"I think it is a great drawing." I point out the formal elements in the drawing that are working, along with the quality of her hand in the drawing. She smiles at me shyly. "No," she responds, "I don't want it." I shrug my shoulders. "Okay, " I say, trying to find some type of acknowledgement in her eyes. She turns away and starts cleaning up the rest of her drawings.
This is an amalgamation of several conversations I had last Friday with girls of different ages after five days of drawing classes. It is an amazing experience teaching kids to draw or sculpt or paint or create. Kids, like adults, are brilliant, and when they let themselves go, they do spectacular things. It is a privelege to behold. But at some point in their development, something happens. In the presence of their peers, they have a hard time stepping up and claiming their creation. They are afraid to claim it because if it is contested, that just might feel like death.
We talked a lot about that during the course of the week. I would give them quick exercises to do to warm up hand-eye coordination, then a longer assignment, along with a group assignment for the week, and a final. During the class we would have discussions about what everyone was drawing, with an emphasis on what made a drawing good. Over and over, I told them if I could not see them in the drawing, it was not as good. If the drawing communicated something about them, it was a success. That was the only benchmark.
We talked about why we liked certain drawings and why we didn't. I facillitated conversations within the group regarding long term project strategies and individual strategies. Everyone participated. There were moments of incredible insight and courageous sharing. These children were having complex and brave conversations. It gave me hope. I could see, admiringly, that many of them would surpass me. During this week, I experienced long, rapturous moments of awe and pride.
Then came Friday. I asked all of them to compile the work they had done that week and make folders for themselves. Some folders were bulging with work, others contained only two or three pieces of paper. In the end, for some of them, it was just too hard. Too much of a risk.
Over the course of our lives, we are trained to love less, to risk less, to play it safe, because doing otherwise would risk embarrassment, or worse, on a very public level. To show great love for someone is to be completely vulnerable; not only to that person, but to the world. And this world is not set up to support love that is so free. Not right now.

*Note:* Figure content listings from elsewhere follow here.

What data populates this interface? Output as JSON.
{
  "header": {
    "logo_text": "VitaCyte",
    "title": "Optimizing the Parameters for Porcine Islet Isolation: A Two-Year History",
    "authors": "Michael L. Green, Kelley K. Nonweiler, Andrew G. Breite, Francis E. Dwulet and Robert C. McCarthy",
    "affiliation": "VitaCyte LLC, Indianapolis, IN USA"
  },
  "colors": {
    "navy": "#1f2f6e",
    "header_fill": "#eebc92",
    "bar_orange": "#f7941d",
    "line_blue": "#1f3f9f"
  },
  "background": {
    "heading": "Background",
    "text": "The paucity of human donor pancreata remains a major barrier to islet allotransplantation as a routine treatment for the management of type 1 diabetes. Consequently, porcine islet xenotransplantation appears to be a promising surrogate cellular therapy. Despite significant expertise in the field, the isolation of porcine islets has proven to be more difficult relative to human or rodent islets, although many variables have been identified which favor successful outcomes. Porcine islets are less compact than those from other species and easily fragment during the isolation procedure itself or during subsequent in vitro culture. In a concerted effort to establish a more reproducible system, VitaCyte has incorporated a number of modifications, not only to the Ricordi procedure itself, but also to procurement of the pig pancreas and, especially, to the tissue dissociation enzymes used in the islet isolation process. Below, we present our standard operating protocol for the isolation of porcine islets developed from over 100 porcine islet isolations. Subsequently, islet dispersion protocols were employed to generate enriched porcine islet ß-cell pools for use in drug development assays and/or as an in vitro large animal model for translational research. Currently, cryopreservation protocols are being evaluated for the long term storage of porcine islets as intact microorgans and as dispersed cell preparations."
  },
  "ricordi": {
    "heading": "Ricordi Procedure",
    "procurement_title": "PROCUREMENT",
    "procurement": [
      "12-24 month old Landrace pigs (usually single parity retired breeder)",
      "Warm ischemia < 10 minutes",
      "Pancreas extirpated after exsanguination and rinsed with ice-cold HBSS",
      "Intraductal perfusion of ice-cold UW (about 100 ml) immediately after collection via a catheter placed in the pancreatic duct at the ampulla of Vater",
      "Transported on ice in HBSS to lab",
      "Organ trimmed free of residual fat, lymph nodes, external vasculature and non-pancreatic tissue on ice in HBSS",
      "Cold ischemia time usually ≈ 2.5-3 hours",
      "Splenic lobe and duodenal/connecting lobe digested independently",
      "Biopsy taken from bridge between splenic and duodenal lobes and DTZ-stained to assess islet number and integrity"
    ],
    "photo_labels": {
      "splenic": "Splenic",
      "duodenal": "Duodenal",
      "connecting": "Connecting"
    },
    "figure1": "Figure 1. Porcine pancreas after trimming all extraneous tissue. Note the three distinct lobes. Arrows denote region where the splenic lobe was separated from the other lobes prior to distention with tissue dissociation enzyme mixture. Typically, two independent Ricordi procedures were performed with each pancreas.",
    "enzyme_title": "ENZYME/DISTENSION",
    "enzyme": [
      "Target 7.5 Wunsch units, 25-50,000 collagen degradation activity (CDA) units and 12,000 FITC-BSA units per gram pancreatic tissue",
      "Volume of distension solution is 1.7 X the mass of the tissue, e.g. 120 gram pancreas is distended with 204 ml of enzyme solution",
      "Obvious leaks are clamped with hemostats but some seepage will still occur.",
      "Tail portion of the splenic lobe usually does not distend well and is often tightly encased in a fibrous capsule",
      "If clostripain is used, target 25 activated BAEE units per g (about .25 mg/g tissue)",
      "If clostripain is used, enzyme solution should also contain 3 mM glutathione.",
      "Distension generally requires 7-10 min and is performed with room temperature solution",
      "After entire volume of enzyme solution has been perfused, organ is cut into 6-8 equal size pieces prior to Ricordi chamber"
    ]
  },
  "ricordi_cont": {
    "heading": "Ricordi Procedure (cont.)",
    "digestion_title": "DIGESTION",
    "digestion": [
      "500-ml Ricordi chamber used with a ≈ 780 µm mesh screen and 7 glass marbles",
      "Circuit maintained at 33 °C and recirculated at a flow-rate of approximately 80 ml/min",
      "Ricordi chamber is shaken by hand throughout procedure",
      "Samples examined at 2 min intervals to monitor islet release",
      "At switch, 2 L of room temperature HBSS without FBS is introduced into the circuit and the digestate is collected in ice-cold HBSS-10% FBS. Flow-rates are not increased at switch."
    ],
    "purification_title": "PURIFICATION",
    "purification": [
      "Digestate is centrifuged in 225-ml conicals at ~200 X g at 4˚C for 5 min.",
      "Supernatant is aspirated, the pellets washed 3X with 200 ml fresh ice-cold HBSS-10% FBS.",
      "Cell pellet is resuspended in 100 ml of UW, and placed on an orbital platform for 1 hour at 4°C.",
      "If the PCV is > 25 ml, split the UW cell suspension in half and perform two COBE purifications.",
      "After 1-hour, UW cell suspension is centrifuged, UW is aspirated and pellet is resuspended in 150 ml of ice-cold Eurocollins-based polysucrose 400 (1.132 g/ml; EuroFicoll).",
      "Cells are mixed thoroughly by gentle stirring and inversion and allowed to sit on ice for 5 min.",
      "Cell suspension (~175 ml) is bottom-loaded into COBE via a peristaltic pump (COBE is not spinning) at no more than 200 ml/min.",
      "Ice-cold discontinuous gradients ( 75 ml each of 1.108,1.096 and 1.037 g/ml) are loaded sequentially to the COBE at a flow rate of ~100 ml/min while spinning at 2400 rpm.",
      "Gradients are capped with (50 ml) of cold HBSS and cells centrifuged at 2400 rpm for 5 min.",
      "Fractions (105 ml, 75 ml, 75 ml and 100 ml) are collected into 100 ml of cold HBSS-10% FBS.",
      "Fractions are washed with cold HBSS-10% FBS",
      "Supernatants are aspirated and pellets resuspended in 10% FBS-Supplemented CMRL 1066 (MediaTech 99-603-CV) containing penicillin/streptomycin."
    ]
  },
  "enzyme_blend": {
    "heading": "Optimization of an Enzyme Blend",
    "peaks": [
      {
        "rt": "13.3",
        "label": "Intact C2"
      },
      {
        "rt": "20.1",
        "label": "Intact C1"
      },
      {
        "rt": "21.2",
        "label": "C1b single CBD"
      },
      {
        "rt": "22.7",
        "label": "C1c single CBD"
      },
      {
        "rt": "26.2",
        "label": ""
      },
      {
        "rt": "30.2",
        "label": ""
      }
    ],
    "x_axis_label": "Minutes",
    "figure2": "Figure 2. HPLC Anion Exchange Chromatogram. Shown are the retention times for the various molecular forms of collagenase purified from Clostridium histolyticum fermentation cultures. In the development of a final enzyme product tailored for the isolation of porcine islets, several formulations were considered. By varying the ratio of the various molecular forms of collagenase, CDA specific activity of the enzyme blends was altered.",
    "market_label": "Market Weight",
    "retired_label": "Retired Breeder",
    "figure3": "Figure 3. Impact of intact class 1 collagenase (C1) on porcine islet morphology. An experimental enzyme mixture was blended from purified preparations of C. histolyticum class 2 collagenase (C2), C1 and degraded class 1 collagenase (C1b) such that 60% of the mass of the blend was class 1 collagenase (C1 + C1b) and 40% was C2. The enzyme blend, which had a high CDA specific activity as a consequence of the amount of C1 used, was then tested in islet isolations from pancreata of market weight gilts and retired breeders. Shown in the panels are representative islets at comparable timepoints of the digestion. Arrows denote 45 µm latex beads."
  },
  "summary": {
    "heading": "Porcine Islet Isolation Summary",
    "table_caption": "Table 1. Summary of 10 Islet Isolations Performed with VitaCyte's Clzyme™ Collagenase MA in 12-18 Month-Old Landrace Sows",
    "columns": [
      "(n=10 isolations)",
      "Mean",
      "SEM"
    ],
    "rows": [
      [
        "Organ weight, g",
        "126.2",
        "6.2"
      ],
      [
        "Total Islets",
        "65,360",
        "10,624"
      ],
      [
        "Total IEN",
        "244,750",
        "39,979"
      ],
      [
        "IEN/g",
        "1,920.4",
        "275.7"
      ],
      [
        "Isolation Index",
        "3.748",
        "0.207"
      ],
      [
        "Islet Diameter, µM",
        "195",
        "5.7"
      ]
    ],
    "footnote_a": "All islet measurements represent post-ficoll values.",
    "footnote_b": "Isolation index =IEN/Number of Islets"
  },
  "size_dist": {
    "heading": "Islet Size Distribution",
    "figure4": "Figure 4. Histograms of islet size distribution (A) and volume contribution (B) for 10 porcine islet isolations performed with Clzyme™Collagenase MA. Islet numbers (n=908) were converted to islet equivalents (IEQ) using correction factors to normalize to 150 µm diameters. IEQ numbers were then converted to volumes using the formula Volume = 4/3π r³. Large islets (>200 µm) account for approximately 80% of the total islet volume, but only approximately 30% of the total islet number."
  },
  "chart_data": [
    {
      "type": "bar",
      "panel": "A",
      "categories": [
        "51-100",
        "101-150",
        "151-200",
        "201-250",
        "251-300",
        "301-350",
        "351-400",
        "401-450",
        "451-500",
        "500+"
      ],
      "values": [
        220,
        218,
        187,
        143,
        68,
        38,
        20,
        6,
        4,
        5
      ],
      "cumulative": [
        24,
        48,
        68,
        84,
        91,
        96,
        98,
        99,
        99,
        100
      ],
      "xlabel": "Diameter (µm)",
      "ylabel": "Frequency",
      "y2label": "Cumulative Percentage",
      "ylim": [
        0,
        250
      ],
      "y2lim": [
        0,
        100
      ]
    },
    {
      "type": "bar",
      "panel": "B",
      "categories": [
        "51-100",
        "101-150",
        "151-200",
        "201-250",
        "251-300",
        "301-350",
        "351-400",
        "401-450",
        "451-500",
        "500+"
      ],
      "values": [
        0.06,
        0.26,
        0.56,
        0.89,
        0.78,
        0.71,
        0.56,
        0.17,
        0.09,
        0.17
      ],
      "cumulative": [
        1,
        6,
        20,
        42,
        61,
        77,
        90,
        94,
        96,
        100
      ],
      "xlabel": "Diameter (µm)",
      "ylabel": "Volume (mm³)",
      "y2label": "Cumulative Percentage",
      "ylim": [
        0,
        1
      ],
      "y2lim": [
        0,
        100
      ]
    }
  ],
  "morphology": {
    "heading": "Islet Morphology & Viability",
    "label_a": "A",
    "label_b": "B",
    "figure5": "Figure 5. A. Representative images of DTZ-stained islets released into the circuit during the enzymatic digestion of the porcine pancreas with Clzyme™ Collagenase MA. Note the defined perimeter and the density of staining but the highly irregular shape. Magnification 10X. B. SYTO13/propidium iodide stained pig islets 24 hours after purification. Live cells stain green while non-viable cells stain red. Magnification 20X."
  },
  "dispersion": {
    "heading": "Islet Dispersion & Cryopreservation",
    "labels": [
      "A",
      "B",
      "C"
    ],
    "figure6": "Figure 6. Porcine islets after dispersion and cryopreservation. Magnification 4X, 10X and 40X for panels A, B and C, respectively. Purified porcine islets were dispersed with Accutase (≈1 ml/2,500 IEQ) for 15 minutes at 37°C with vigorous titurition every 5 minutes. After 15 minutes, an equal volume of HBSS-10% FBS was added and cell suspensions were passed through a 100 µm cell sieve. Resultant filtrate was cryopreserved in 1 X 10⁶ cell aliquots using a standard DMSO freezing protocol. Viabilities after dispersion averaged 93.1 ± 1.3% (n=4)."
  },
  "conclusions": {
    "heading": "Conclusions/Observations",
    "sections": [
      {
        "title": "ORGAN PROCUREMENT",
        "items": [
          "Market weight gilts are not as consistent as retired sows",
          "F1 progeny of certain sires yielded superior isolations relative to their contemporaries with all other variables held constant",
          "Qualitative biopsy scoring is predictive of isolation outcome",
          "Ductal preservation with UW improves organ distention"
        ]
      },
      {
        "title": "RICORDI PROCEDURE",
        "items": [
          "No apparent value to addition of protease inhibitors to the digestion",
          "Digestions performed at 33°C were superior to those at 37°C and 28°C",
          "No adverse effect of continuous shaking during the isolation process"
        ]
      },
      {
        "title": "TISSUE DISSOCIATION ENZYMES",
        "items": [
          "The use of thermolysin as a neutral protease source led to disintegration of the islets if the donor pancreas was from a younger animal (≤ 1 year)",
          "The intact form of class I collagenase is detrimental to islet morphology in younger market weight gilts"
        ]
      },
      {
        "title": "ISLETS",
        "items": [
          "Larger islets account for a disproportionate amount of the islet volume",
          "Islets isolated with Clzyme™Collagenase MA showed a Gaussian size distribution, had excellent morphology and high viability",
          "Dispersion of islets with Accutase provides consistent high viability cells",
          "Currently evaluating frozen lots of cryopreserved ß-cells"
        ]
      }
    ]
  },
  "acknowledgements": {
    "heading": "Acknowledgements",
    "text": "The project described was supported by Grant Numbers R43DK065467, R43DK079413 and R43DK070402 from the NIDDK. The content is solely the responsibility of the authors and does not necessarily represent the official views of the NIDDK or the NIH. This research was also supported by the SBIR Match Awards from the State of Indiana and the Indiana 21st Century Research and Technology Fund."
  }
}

But love is love, no matter who feels it, no matter who it is felt for, it is always love, and it is always okay.
But when you are 11, and you are drawing a ball in a class with a bunch of other 11 year old kids, you look around. Everyone else is drawing, looking at the ball, back at their papers, at the ball, back and forth. You are scared out of your mind. What if your ball is bad? What if it doesn't look like a ball? What if people laugh? You can't face that, you just can't put your heart on the paper and risk it being ripped to shreds, so you don't. You put half of your effort into it so that it won't hurt when people don't like it. That feels safe, and this is where it starts. You hold back, you don't give your all, you find a way to not care as much, or at least to not show how much you care, because caring is a risk. Caring is too vulnerable.
So you go through life not risking. You go through life trying to avoid exposing your passion for it. Your passion is delicate, it is volatile, and it feels like everything. And you just can't risk everything. So you go through life missing out on great experiences. You go through life feeling safe, but that safety is a fabrication. That safety is dependent upon too many things that you cannot control, and eventually, you are crushed. Eventually, though you have tried your best to protect your heart and your passion, you are stomped, and it feels like you will never recover, and most likely, you won't, because you have never had to endure this pain before. You have never had to contend with losing just about everything.
You see, you can lose your world in increments, but it is never too late to risk. It is never too late to ask to be loved. It is never too late to declare your passion for the world and claim your stake in it. You might be on death's door, but it is never too late.
I think about that every time I encounter a shy young kid, or a kid who is bullying someone else into a cage. I think about what I might do to change the course of one life. How that one life might in turn touch the lives of hundreds of people I might never meet, and I risk it. I reach out. I take the chance and I let that kid know how special she is, how great she is. I let that kid know that what he cares about matters. Even if it falls on deaf ears. Even if he looks at me like I have lost my mind. I reach out.
Because I know that love is love. No matter who feels it. No matter who it is felt for. No matter what. Showing love is never a wasted effort.
Not showing love? That. That. That is a complete waste. Every single time.